Compare Manual Updates vs One-Click Updates
If one-click updates fail repeatedly, manual updates can help you isolate the problem.
For example:
- manually upload the plugin zip,
- replace only the affected plugin folder,
- test one update at a time instead of bulk updates.
This is slower, but much easier to control.
Enable Debug Logging Temporarily
If the issue returns and logs are not obvious, enable WordPress debug logging briefly.
In wp-config.php, use safe logging instead of showing errors publicly.
A common pattern is:
define('WP_DEBUG', true);
define('WP_DEBUG_LOG', true);
define('WP_DEBUG_DISPLAY', false);
Then reproduce the issue and inspect the debug log.
Do not leave full debug mode on permanently on a live site if you do not need it.
Prevention Tips
- Update one major plugin at a time on smaller hosting plans.
- Avoid bulk updates on weak or overloaded servers.
- Keep regular backups before every major update session.
- Use staging for large plugin, theme, or core changes.
- Keep PHP memory limits reasonable for your site size.
- Do not run heavy backup or scan jobs during update windows.
- Keep plugins and themes minimal and well maintained.
- Remove abandoned plugins instead of leaving them installed.
- Check file permissions after migrations or manual uploads.
The best prevention is simple: make updates smaller, cleaner, and easier for your server to complete without interruption.
When to Contact Support
Contact your hosting provider if:
- the site keeps getting stuck during updates,
- you cannot access File Manager or FTP,
- server logs show resource, permission, or timeout errors,
- you suspect hosting-level caching or limits are involved.
Contact the plugin or theme developer if:
- the same component breaks every time it updates,
- the site recovers only after disabling that product,
- logs point to code inside that plugin or theme.
Focus on local WordPress repair if:
- deleting
.maintenancerestores access but one feature stays broken, - the update partially completed,
- only one plugin or theme appears corrupted.
FAQ
How do I fix WordPress stuck in maintenance mode fast?
Delete the .maintenance file from the WordPress root folder. Then reload the site and admin area. In many cases, that is enough to restore the site immediately.

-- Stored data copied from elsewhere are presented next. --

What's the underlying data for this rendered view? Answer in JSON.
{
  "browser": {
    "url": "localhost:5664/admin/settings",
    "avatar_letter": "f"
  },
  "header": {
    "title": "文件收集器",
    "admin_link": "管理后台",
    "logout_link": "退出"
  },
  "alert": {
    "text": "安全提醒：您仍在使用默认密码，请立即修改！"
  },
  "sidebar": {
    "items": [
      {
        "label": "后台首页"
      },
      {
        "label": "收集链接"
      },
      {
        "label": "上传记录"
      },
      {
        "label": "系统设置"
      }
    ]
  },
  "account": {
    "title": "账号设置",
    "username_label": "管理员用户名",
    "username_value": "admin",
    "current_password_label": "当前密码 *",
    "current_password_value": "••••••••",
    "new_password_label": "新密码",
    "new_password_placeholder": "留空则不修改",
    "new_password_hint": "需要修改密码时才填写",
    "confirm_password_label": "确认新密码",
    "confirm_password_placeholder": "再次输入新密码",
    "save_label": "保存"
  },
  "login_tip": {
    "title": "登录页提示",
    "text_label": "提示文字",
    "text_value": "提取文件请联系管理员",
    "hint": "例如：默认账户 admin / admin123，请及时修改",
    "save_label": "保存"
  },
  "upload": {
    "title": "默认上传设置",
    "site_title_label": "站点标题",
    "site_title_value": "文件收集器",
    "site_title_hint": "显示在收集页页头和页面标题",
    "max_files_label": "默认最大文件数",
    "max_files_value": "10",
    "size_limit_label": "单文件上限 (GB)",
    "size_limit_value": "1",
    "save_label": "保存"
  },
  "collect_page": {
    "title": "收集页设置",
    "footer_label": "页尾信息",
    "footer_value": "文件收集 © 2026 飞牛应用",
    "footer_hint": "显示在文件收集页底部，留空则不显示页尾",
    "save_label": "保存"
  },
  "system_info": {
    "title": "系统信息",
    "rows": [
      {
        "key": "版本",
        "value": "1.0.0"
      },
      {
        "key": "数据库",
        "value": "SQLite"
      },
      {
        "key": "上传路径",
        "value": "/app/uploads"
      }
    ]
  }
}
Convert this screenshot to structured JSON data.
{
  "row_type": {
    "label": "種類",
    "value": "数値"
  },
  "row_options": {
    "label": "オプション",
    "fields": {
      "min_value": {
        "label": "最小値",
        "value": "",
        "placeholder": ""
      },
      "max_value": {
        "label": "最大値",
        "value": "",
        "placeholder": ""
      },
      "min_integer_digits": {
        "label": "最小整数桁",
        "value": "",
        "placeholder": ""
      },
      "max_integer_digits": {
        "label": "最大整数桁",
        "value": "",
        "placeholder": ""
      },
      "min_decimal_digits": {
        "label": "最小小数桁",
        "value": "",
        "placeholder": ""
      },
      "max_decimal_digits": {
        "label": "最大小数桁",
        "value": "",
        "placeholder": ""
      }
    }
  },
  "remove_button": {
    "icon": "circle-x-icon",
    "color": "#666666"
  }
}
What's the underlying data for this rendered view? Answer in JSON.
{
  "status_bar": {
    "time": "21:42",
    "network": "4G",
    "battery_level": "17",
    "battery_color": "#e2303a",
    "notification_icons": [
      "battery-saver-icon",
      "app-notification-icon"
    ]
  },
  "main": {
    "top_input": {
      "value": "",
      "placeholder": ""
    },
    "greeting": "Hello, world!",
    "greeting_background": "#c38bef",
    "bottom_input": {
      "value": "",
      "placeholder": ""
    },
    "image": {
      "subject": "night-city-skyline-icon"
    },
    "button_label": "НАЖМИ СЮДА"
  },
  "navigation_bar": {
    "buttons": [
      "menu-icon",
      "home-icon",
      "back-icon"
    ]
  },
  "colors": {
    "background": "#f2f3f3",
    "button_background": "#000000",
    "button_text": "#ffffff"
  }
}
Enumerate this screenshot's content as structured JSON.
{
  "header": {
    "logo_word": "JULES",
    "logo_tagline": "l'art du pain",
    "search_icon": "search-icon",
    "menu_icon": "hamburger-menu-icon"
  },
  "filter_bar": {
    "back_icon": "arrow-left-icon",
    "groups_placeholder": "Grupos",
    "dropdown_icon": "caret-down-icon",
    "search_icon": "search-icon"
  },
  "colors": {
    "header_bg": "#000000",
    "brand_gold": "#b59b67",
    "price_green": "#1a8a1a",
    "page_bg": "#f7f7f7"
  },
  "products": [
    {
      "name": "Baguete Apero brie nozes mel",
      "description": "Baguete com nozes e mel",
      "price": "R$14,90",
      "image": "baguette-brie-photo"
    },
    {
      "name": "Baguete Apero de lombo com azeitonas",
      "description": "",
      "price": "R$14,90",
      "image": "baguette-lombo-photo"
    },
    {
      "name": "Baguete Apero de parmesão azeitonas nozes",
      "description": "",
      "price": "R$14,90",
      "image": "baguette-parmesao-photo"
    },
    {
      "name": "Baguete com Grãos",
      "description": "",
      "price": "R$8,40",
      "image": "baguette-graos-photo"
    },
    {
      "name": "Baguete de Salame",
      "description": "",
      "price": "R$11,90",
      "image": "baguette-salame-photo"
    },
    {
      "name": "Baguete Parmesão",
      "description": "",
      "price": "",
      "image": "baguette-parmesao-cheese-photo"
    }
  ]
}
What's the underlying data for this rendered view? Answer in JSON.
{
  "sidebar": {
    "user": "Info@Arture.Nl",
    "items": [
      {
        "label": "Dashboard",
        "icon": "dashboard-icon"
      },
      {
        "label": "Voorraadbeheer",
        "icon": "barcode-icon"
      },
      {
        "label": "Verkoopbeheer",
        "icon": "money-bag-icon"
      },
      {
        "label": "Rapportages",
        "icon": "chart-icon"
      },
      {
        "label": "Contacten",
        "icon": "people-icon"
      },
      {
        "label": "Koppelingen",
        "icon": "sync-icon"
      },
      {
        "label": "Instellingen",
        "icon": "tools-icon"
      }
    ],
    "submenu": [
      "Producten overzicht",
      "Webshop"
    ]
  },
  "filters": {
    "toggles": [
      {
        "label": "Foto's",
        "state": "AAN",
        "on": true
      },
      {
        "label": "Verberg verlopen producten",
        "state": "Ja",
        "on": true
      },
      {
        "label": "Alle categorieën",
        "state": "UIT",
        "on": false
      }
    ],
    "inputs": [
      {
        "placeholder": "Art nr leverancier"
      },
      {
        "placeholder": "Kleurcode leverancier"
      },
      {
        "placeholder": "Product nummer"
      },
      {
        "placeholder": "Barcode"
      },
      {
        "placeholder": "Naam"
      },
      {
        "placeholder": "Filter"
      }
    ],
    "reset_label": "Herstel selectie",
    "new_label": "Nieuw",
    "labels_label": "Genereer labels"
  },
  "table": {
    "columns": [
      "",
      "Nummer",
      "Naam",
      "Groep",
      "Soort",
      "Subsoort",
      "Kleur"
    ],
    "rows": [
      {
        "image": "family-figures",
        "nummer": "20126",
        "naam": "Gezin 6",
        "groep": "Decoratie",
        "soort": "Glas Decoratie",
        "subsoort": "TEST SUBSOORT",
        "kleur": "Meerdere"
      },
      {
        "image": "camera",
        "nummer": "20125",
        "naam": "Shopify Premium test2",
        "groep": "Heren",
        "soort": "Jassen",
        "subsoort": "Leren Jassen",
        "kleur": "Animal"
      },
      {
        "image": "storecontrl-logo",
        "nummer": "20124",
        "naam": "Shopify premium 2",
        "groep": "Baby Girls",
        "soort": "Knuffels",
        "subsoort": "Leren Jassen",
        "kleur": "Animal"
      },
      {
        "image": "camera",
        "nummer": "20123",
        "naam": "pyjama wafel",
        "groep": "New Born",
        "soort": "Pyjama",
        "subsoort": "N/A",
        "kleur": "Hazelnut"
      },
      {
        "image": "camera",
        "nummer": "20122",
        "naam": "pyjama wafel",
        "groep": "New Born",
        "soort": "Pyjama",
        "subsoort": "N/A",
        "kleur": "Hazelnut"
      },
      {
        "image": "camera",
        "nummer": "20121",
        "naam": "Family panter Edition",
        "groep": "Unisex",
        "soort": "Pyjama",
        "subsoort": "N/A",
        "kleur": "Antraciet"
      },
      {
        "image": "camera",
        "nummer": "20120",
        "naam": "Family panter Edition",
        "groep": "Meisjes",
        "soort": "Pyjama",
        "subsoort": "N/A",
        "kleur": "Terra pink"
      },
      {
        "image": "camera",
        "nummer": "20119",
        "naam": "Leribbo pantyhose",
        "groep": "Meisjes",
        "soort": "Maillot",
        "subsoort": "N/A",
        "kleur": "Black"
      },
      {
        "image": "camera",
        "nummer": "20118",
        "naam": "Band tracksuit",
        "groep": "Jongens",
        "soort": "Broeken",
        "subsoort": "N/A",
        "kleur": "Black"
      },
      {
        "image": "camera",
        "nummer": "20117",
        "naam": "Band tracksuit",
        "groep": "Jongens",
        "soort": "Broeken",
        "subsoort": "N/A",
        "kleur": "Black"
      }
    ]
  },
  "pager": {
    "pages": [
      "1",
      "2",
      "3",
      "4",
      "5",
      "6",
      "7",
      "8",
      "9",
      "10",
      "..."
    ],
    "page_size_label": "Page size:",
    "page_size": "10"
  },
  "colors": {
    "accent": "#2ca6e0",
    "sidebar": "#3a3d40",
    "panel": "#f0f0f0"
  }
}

Where is the .maintenance file in WordPress?
It is usually in the main WordPress root directory, the same folder that contains wp-admin, wp-content, and wp-config.php. It may be hidden, so make sure your file manager shows hidden files.
Why does WordPress get stuck in maintenance mode after plugin updates?
Usually because the update process was interrupted by a timeout, low memory, fatal error, connection issue, or file permission problem. WordPress entered maintenance mode but never finished the cleanup step.
Can WordPress maintenance mode fix itself?
Sometimes, yes, if the issue was only a short delay. But if the site stays stuck for more than a few minutes after an update, it usually needs manual intervention.
Will deleting .maintenance break my site?
No, not by itself. That file is temporary. Deleting it only removes the maintenance lock. If the update failed for a deeper reason, you may still need to fix the plugin, theme, or core files that caused the problem.
Final Thoughts
WordPress stuck in maintenance mode usually looks worse than it is. In most cases, the site is not permanently broken. It is simply trapped behind a temporary file left behind by a failed update.
Start with the fastest fix: delete .maintenance. Then check what changed, clear cache, and isolate the plugin, theme, or server issue that interrupted the update. That order solves the problem much faster than reinstalling WordPress blindly.